The 32nd Havana International Fair (FIHAV) 2014 closed its doors after a generous awarding of prizes this past Friday, Nov. 7. It’s said that Brazil was the exhibitor that saw the most growth in traffic from prior years, and Spain — with 132 participating companies — was the most-represented.
This statistic took into account Cuba’s presentation of the “Purse of Opportunity,” now a feature of the country’s new Foreign Investment Act, and the offers of special perks to businesses from the Mariel Special Development Zone. The Cuban proposals, fundamentally framed within the joint-venture model, places at the disposal of foreign investors concerns ranging from those that are active to semi-active – such as sugar refineries – to arable lands, as well as biotechnology and pharmaceutical enterprises.
In short, a promotional gamut of possibilities encompasses virtually all domains of production and services.

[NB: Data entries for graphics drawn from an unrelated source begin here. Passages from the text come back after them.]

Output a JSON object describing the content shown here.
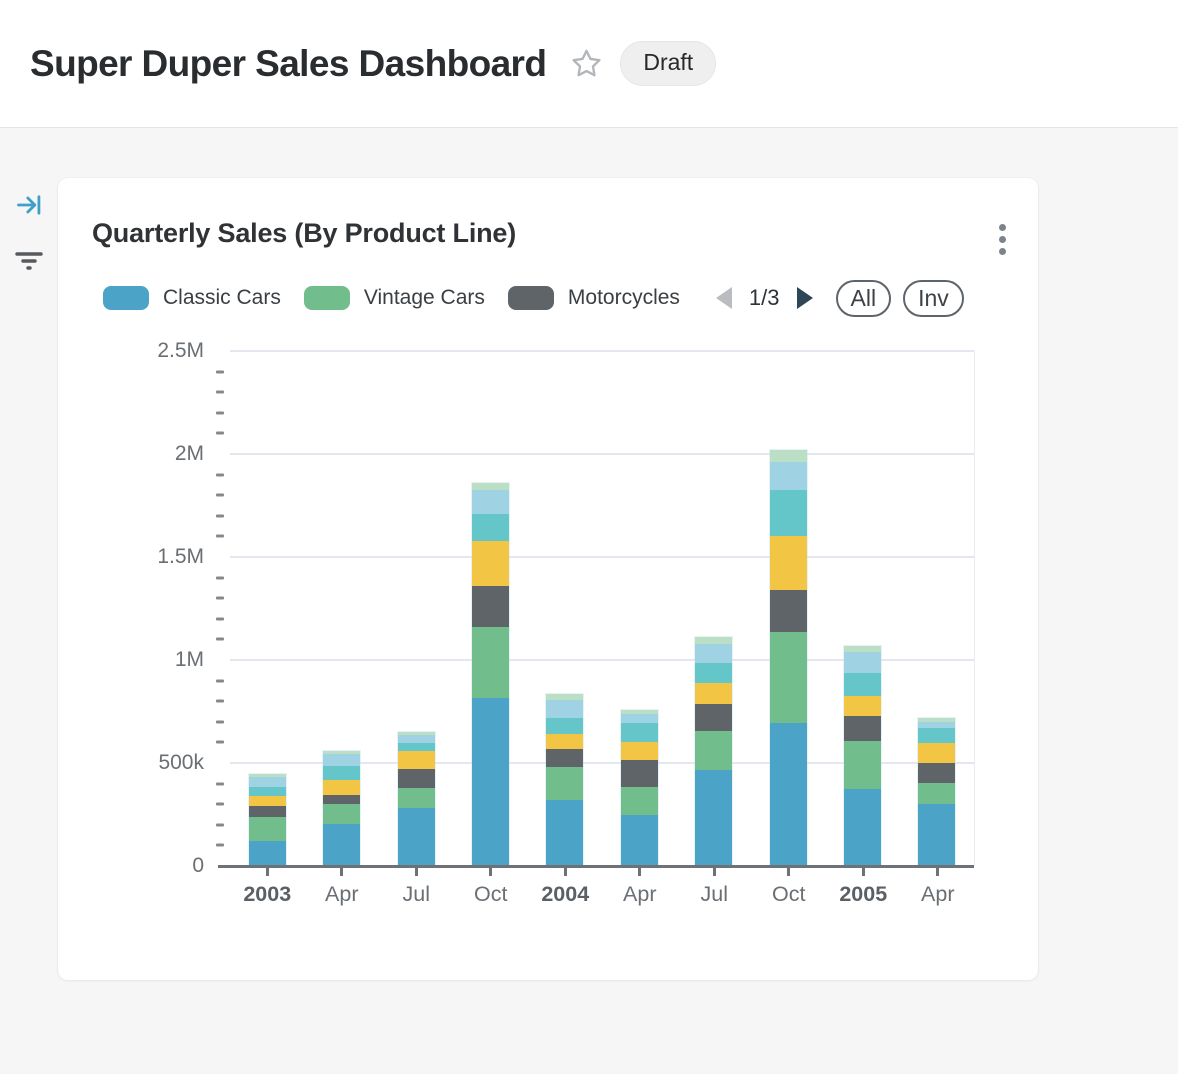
{
  "header": {
    "title": "Super Duper Sales Dashboard",
    "status_badge": "Draft",
    "icons": [
      "star-icon"
    ]
  },
  "sidebar": {
    "icons": [
      "collapse-panel-icon",
      "filter-icon"
    ],
    "accent_color": "#3f9fc8"
  },
  "card": {
    "title": "Quarterly Sales (By Product Line)",
    "menu_icon": "kebab-menu-icon",
    "legend": {
      "items": [
        {
          "label": "Classic Cars",
          "color": "#4BA3C7"
        },
        {
          "label": "Vintage Cars",
          "color": "#72BD8C"
        },
        {
          "label": "Motorcycles",
          "color": "#5F6468"
        }
      ],
      "pagination": {
        "display": "1/3",
        "prev_enabled": false,
        "next_enabled": true,
        "prev_color": "#b9bdc1",
        "next_color": "#2e4656"
      },
      "buttons": [
        {
          "label": "All"
        },
        {
          "label": "Inv"
        }
      ]
    }
  },
  "chart_data": {
    "type": "bar",
    "stacked": true,
    "title": "Quarterly Sales (By Product Line)",
    "xlabel": "",
    "ylabel": "",
    "ylim": [
      0,
      2500000
    ],
    "grid": true,
    "legend_position": "top",
    "legend_pages": "1/3",
    "y_ticks": [
      {
        "value": 0,
        "label": "0"
      },
      {
        "value": 500000,
        "label": "500k"
      },
      {
        "value": 1000000,
        "label": "1M"
      },
      {
        "value": 1500000,
        "label": "1.5M"
      },
      {
        "value": 2000000,
        "label": "2M"
      },
      {
        "value": 2500000,
        "label": "2.5M"
      }
    ],
    "minor_tick_step": 100000,
    "categories": [
      "2003",
      "Apr",
      "Jul",
      "Oct",
      "2004",
      "Apr",
      "Jul",
      "Oct",
      "2005",
      "Apr"
    ],
    "bold_category_indexes": [
      0,
      4,
      8
    ],
    "series": [
      {
        "label": "Classic Cars",
        "color": "#4BA3C7",
        "values": [
          120000,
          205000,
          280000,
          815000,
          320000,
          250000,
          465000,
          695000,
          375000,
          300000
        ]
      },
      {
        "label": "Vintage Cars",
        "color": "#72BD8C",
        "values": [
          120000,
          95000,
          100000,
          345000,
          160000,
          135000,
          190000,
          440000,
          230000,
          105000
        ]
      },
      {
        "label": "Motorcycles",
        "color": "#5F6468",
        "values": [
          50000,
          45000,
          90000,
          200000,
          90000,
          130000,
          130000,
          205000,
          125000,
          95000
        ]
      },
      {
        "label": "",
        "color": "#F2C644",
        "values": [
          50000,
          75000,
          90000,
          220000,
          70000,
          85000,
          105000,
          260000,
          95000,
          95000
        ]
      },
      {
        "label": "",
        "color": "#65C6CA",
        "values": [
          45000,
          65000,
          35000,
          130000,
          80000,
          95000,
          95000,
          225000,
          110000,
          75000
        ]
      },
      {
        "label": "",
        "color": "#9FD2E2",
        "values": [
          45000,
          60000,
          40000,
          115000,
          85000,
          45000,
          95000,
          135000,
          105000,
          30000
        ]
      },
      {
        "label": "",
        "color": "#BADFC4",
        "values": [
          15000,
          15000,
          15000,
          35000,
          30000,
          20000,
          30000,
          60000,
          30000,
          20000
        ]
      }
    ]
  }
}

The Cuban Revolutionary State, which confiscated everything, and everybody, at the start of its totalitarian experiment, now puts up for sale at least half of every asset they have remaining. Of course, this is just for foreigners.

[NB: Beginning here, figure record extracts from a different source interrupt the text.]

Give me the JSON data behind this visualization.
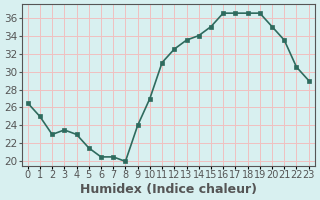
{
  "x": [
    0,
    1,
    2,
    3,
    4,
    5,
    6,
    7,
    8,
    9,
    10,
    11,
    12,
    13,
    14,
    15,
    16,
    17,
    18,
    19,
    20,
    21,
    22,
    23
  ],
  "y": [
    26.5,
    25.0,
    23.0,
    23.5,
    23.0,
    21.5,
    20.5,
    20.5,
    20.0,
    24.0,
    27.0,
    31.0,
    32.5,
    33.5,
    34.0,
    35.0,
    36.5,
    36.5,
    36.5,
    36.5,
    35.0,
    33.5,
    30.5,
    29.0
  ],
  "line_color": "#2e6b5e",
  "marker_color": "#2e6b5e",
  "bg_color": "#d8f0f0",
  "grid_color": "#f0c0c0",
  "axis_color": "#555555",
  "xlabel": "Humidex (Indice chaleur)",
  "ylabel": "",
  "ylim": [
    19.5,
    37.5
  ],
  "yticks": [
    20,
    22,
    24,
    26,
    28,
    30,
    32,
    34,
    36
  ],
  "xtick_labels": [
    "0",
    "1",
    "2",
    "3",
    "4",
    "5",
    "6",
    "7",
    "8",
    "9",
    "10",
    "11",
    "12",
    "13",
    "14",
    "15",
    "16",
    "17",
    "18",
    "19",
    "20",
    "21",
    "22",
    "23"
  ],
  "xlabel_fontsize": 9,
  "tick_fontsize": 7.5,
  "line_width": 1.2,
  "marker_size": 3
}
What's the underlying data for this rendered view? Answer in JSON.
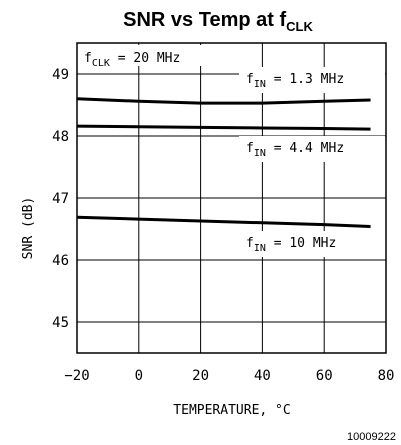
{
  "chart_data": {
    "type": "line",
    "title": {
      "main": "SNR vs Temp at f",
      "sub": "CLK"
    },
    "xlabel": {
      "main": "TEMPERATURE, ",
      "unit": "°C"
    },
    "ylabel": "SNR (dB)",
    "xlim": [
      -20,
      80
    ],
    "ylim": [
      44.5,
      49.5
    ],
    "xticks": [
      -20,
      0,
      20,
      40,
      60,
      80
    ],
    "yticks": [
      45,
      46,
      47,
      48,
      49
    ],
    "grid": true,
    "annotation": {
      "main": "f",
      "sub": "CLK",
      "rest": " = 20 MHz"
    },
    "series": [
      {
        "label": {
          "main": "f",
          "sub": "IN",
          "rest": " =  1.3 MHz"
        },
        "x": [
          -20,
          0,
          20,
          40,
          60,
          75
        ],
        "y": [
          48.6,
          48.56,
          48.53,
          48.53,
          48.56,
          48.58
        ]
      },
      {
        "label": {
          "main": "f",
          "sub": "IN",
          "rest": " =  4.4 MHz"
        },
        "x": [
          -20,
          0,
          20,
          40,
          60,
          75
        ],
        "y": [
          48.16,
          48.15,
          48.14,
          48.13,
          48.12,
          48.11
        ]
      },
      {
        "label": {
          "main": "f",
          "sub": "IN",
          "rest": " =  10 MHz"
        },
        "x": [
          -20,
          0,
          20,
          40,
          60,
          75
        ],
        "y": [
          46.69,
          46.66,
          46.63,
          46.6,
          46.57,
          46.54
        ]
      }
    ]
  },
  "figure_number": "10009222"
}
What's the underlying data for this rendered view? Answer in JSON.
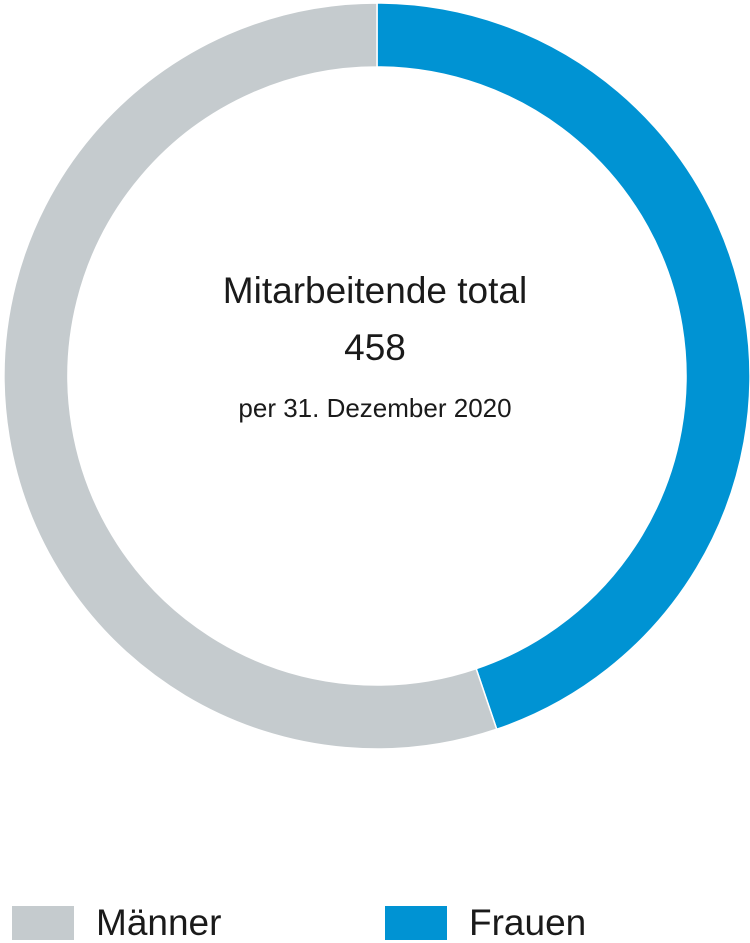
{
  "chart_data": {
    "type": "pie",
    "style": "donut",
    "center": {
      "title": "Mitarbeitende total",
      "total": "458",
      "date": "per 31. Dezember 2020"
    },
    "slices": [
      {
        "name": "Frauen",
        "value": 0.448,
        "color": "#0093d3"
      },
      {
        "name": "Männer",
        "value": 0.552,
        "color": "#c5cbce"
      }
    ],
    "start_angle_deg": 0,
    "direction": "clockwise",
    "legend_position": "bottom"
  }
}
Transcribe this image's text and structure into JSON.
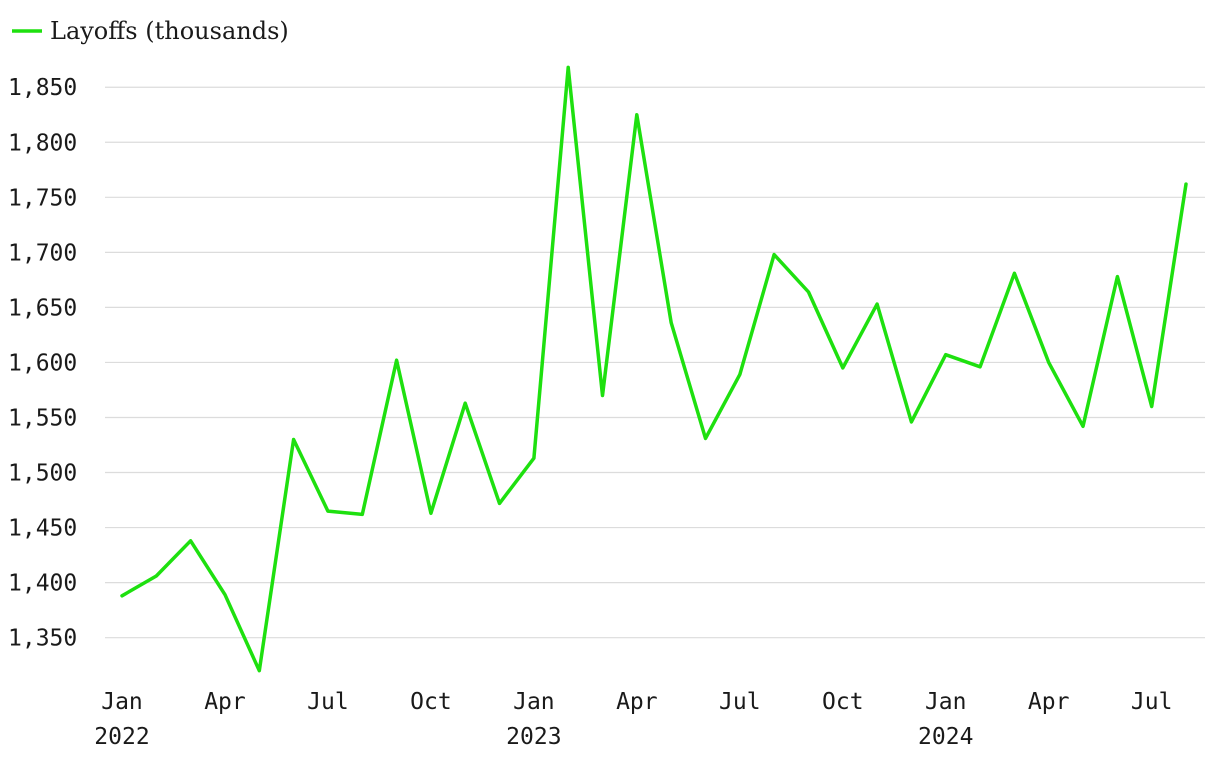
{
  "chart_data": {
    "type": "line",
    "title": "",
    "xlabel": "",
    "ylabel": "",
    "legend_position": "top-left",
    "grid": true,
    "series": [
      {
        "name": "Layoffs (thousands)",
        "color": "#1ee00f",
        "x": [
          "2022-01",
          "2022-02",
          "2022-03",
          "2022-04",
          "2022-05",
          "2022-06",
          "2022-07",
          "2022-08",
          "2022-09",
          "2022-10",
          "2022-11",
          "2022-12",
          "2023-01",
          "2023-02",
          "2023-03",
          "2023-04",
          "2023-05",
          "2023-06",
          "2023-07",
          "2023-08",
          "2023-09",
          "2023-10",
          "2023-11",
          "2023-12",
          "2024-01",
          "2024-02",
          "2024-03",
          "2024-04",
          "2024-05",
          "2024-06",
          "2024-07",
          "2024-08"
        ],
        "values": [
          1388,
          1406,
          1438,
          1389,
          1320,
          1530,
          1465,
          1462,
          1602,
          1463,
          1563,
          1472,
          1513,
          1868,
          1570,
          1825,
          1636,
          1531,
          1589,
          1698,
          1664,
          1595,
          1653,
          1546,
          1607,
          1596,
          1681,
          1600,
          1542,
          1678,
          1560,
          1762
        ]
      }
    ],
    "ylim": [
      1317,
      1872
    ],
    "y_ticks": [
      1350,
      1400,
      1450,
      1500,
      1550,
      1600,
      1650,
      1700,
      1750,
      1800,
      1850
    ],
    "y_tick_labels": [
      "1,350",
      "1,400",
      "1,450",
      "1,500",
      "1,550",
      "1,600",
      "1,650",
      "1,700",
      "1,750",
      "1,800",
      "1,850"
    ],
    "x_ticks": [
      {
        "index": 0,
        "month": "Jan",
        "year": "2022"
      },
      {
        "index": 3,
        "month": "Apr",
        "year": ""
      },
      {
        "index": 6,
        "month": "Jul",
        "year": ""
      },
      {
        "index": 9,
        "month": "Oct",
        "year": ""
      },
      {
        "index": 12,
        "month": "Jan",
        "year": "2023"
      },
      {
        "index": 15,
        "month": "Apr",
        "year": ""
      },
      {
        "index": 18,
        "month": "Jul",
        "year": ""
      },
      {
        "index": 21,
        "month": "Oct",
        "year": ""
      },
      {
        "index": 24,
        "month": "Jan",
        "year": "2024"
      },
      {
        "index": 27,
        "month": "Apr",
        "year": ""
      },
      {
        "index": 30,
        "month": "Jul",
        "year": ""
      }
    ]
  }
}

When we Cubans on the Island approach these fairgrounds, we mark them with a bit of wonder, as distant spheres cut off from our reality — A Different Cuba, of which little or nothing has to do with us.
The same happens to us with tourist zones: Varadero, Cayo Coco or Cayo Roman, and with the medical and pharmacological research institutes — these are all spaces that are alien to the majority of Cubans.

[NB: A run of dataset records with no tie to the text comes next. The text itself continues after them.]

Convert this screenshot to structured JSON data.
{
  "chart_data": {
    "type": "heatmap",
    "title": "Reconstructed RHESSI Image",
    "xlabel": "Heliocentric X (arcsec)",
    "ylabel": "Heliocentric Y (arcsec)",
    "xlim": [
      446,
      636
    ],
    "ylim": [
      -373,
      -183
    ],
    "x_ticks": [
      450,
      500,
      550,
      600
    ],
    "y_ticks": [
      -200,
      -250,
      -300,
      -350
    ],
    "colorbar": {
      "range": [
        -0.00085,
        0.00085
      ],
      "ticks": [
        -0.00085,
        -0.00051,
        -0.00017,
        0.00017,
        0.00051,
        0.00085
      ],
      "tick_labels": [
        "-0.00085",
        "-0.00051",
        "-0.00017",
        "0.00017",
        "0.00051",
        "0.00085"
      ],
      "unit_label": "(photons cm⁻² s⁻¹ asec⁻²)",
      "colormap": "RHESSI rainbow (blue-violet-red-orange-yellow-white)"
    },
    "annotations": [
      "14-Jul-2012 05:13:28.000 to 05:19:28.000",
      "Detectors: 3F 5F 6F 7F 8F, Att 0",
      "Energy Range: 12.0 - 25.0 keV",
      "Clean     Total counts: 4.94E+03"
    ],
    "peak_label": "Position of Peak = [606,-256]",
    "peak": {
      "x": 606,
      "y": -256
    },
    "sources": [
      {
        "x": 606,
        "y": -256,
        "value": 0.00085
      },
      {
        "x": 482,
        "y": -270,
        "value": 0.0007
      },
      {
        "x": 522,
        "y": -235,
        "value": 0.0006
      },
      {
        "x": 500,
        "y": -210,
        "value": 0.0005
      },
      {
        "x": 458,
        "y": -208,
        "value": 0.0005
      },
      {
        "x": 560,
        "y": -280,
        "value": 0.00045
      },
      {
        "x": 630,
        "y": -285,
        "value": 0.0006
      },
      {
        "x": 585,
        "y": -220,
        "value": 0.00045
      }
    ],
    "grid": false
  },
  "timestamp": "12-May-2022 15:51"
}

They fill the isolated display cases/oases that are viewed and enjoyed by foreign visitors and a privileged few from the home turf. They are diverse pieces of this rigged jigsaw puzzle which the state has made of Cuba.
They are also a likely cause of the flattering, but inaccurate, comments from outsiders regarding our national scene. This whole dynamic – coupled with the crony-capitalist bad habit of ostensibly over-investing beyond the profit potential of the country — has created in the minds of many foreign speculators a “virtual reality” view of Cuba.
But our nation can only be itself. It is the product of all these different spaces, of its successes and failures, in which we Cubans all participate, be we here in the islands, in exile or in the diaspora spread across the world. It is this sense of joint belonging that unites and lifts us up, that makes us feel a certain, commonly-shared pride, when one or some of us stand out. It matters not if they are Cuban players in the American Major Leagues, artists, or volunteer doctors fighting Ebola in Africa.
Therefore, what we need to recover, so that we may join together as one people, are our liberties. We need to re-insert ethics into our value system, to once again place honesty above loyalty that is blind, deaf and dumb. In short, to relaunch a pluralistic democracy in which we all may participate with dignity, without exclusions, in the rights and duties appertaining to Cuban citizens – with no display cases in sight.